Qu’en est-il au niveau artistique ? Allant dans le sens de la recherche de la véracité historique qu’énonce la bibliographie, on notera des détails qui fleurent bon l’authenticité : Louis-Auguste que l’on appelle par son titre (duc de) “Berry” comme ses frères “Provence” et “Artois” ; l’amitié qui lia rapidement les deux enfants Marie-Antoinette et le duc d’Artois ; Adélaïde de Noailles et son goût pour l’équitation ; les présentations d’éléments architecturaux ou décoratifs dument certifiés. On pourra aussi relever les multiples allusions à des œuvres d’art, tableaux, livres ou films (par exemple, la scène du repas pris côte à côte et directement tirée du film de Sofia Coppola). Ou au contraire les choix moins évidents en termes de représentation collective mais historiquement parfaitement fondés : ainsi Louis-Auguste est beau, svelte, distingué, ce qu’accrédite les portraits de l’époque. Enfin, l’album conserve les caractéristiques du manga, ce qui peut produire d’heureux effets : grands yeux bien à même de traduire l’émerveillement ou la peine de Marie-Antoinette, longues scènes de dialogue à l’arrière plan épuré qui rend plus intense le contact des personnages, case pleine page scandant la narration de véritables repères dont se trouve ainsi marquée l’importance, rupture de rythme paysagère mettant parfaitement en valeur le magnifique cadre versaillais. Enfin, si les signes iconiques propres au manga sont peu employés ici, il en va différemment des échanges rapides qui produisent des effets de fluidité, dynamisent la diégèse et renforce sa dimension romanesque, voire théâtrale, dans le sens d’une meilleure facilité de lecture.
La nécessité, le choc et le hasard
Le mariage de Marie-Antoinette et du dauphin repose d’abord sur une nécessité diplomatique.

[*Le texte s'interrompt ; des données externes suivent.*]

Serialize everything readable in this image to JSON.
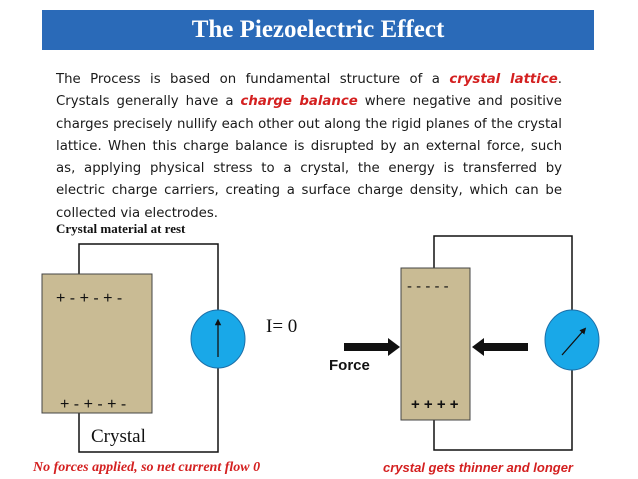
{
  "title": "The Piezoelectric Effect",
  "paragraph": {
    "p1": "The Process is based on fundamental structure of a ",
    "h1": "crystal lattice",
    "p2": ". Crystals generally have a ",
    "h2": "charge balance",
    "p3": " where negative and positive charges precisely nullify each other out along the rigid planes of the crystal lattice. When this charge balance is disrupted by an external force, such as, applying physical stress to a crystal, the energy is transferred by electric charge carriers, creating a surface charge density, which can be collected via electrodes."
  },
  "left_diagram": {
    "heading": "Crystal material at rest",
    "top_charges": "+ - + - + -",
    "bottom_charges": "+ - + - + -",
    "crystal_label": "Crystal",
    "current_label": "I= 0",
    "caption": "No forces applied, so net current flow 0"
  },
  "right_diagram": {
    "top_charges": "- - - - -",
    "bottom_charges": "+ + + +",
    "force_label": "Force",
    "caption": "crystal gets thinner and longer"
  },
  "colors": {
    "title_bar": "#2a6ab8",
    "crystal_fill": "#c9bb94",
    "meter_fill": "#19a8e8",
    "highlight": "#d42020"
  }
}
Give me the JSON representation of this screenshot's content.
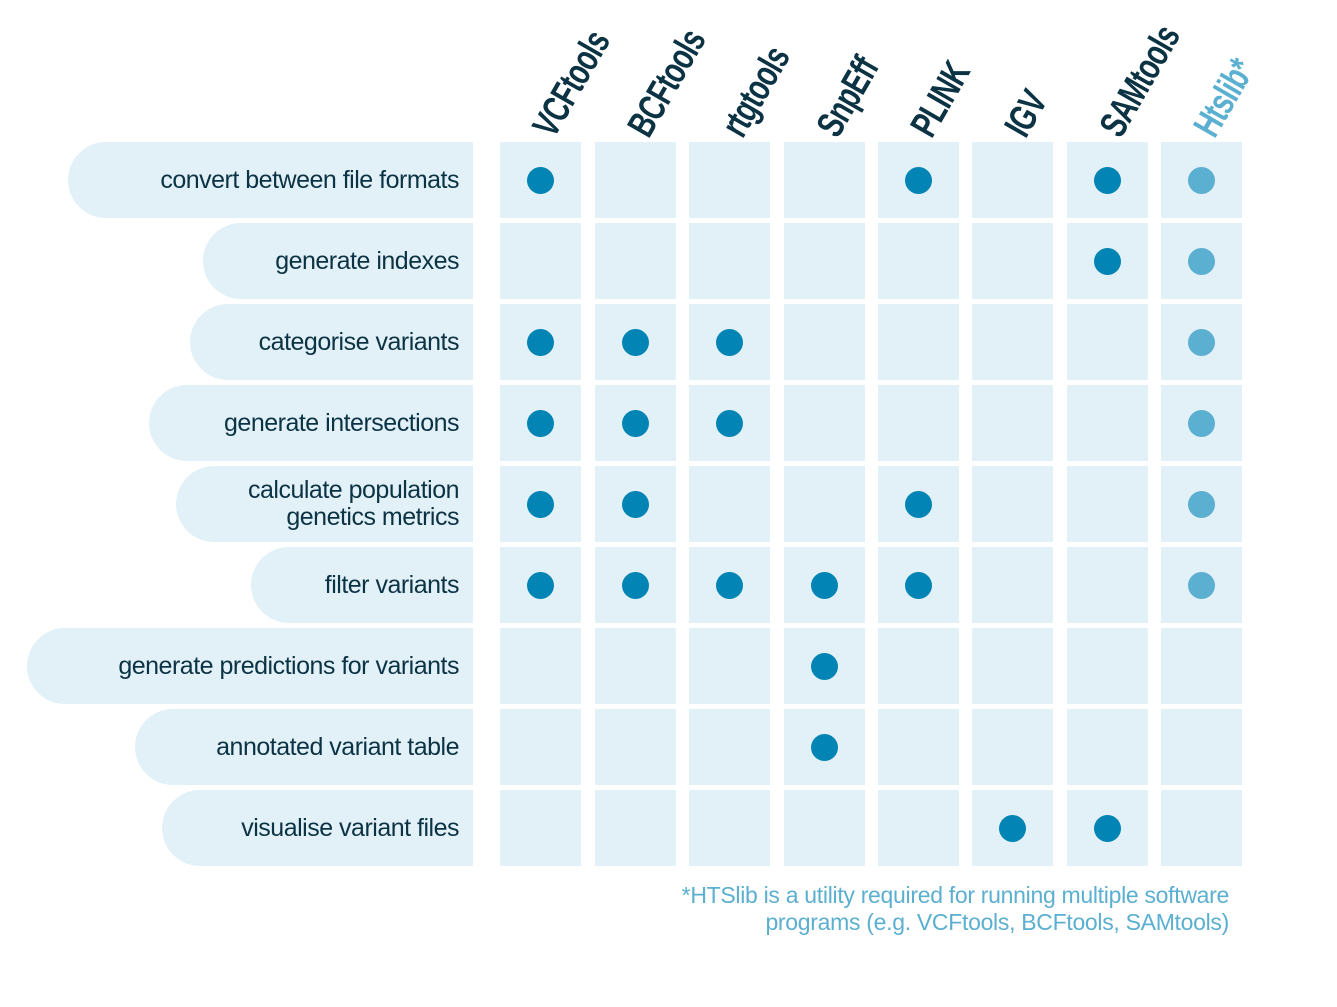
{
  "colors": {
    "header_text": "#0b3344",
    "highlight_header_text": "#5bafd0",
    "cell_bg": "#e2f0f8",
    "dot": "#0284b4",
    "highlight_dot": "#5bafd0",
    "row_text": "#0b3344",
    "footnote_text": "#5bafd0"
  },
  "tools": [
    {
      "name": "VCFtools",
      "highlight": false
    },
    {
      "name": "BCFtools",
      "highlight": false
    },
    {
      "name": "rtgtools",
      "highlight": false
    },
    {
      "name": "SnpEff",
      "highlight": false
    },
    {
      "name": "PLINK",
      "highlight": false
    },
    {
      "name": "IGV",
      "highlight": false
    },
    {
      "name": "SAMtools",
      "highlight": false
    },
    {
      "name": "Htslib*",
      "highlight": true
    }
  ],
  "tasks": [
    {
      "label": "convert between  file formats",
      "marks": [
        true,
        false,
        false,
        false,
        true,
        false,
        true,
        true
      ]
    },
    {
      "label": "generate indexes",
      "marks": [
        false,
        false,
        false,
        false,
        false,
        false,
        true,
        true
      ]
    },
    {
      "label": "categorise variants",
      "marks": [
        true,
        true,
        true,
        false,
        false,
        false,
        false,
        true
      ]
    },
    {
      "label": "generate intersections",
      "marks": [
        true,
        true,
        true,
        false,
        false,
        false,
        false,
        true
      ]
    },
    {
      "label": "calculate population\ngenetics metrics",
      "marks": [
        true,
        true,
        false,
        false,
        true,
        false,
        false,
        true
      ]
    },
    {
      "label": "filter variants",
      "marks": [
        true,
        true,
        true,
        true,
        true,
        false,
        false,
        true
      ]
    },
    {
      "label": "generate predictions for variants",
      "marks": [
        false,
        false,
        false,
        true,
        false,
        false,
        false,
        false
      ]
    },
    {
      "label": "annotated variant table",
      "marks": [
        false,
        false,
        false,
        true,
        false,
        false,
        false,
        false
      ]
    },
    {
      "label": "visualise variant files",
      "marks": [
        false,
        false,
        false,
        false,
        false,
        true,
        true,
        false
      ]
    }
  ],
  "footnote": {
    "line1": "*HTSlib is a utility required for running multiple software",
    "line2": "programs (e.g. VCFtools, BCFtools, SAMtools)"
  }
}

Le changement de politique étrangère préparé par le duc de Choiseul, qui tentait de mettre fin à plus de deux siècles d’affrontement entre les Bourbons et la maison de Habsbourg, ne faisait au demeurant que reprendre une tradition ancienne (le mariage de Louis XIV avec l’infante d’Espagne) qui sera reprise sous l’Empire (remariage de Napoléon avec Marie-Thérèse). Ce rappel permet de mesurer tout l’écart qui sépare la conception ancienne du mariage, conçu comme une association de deux individus destinée à donner un fondement économiques et social à la procréation. S’y ajoute ici le poids d’une responsabilité diplomatique, une union entre princes devant sceller l’alliance entre les peuples. Où l’on retrouve l’idée de Claude Lévi-Strauss sur l’échange des richesses dans les sociétés traditionnelles, incluant les biens, les informations et… les femmes.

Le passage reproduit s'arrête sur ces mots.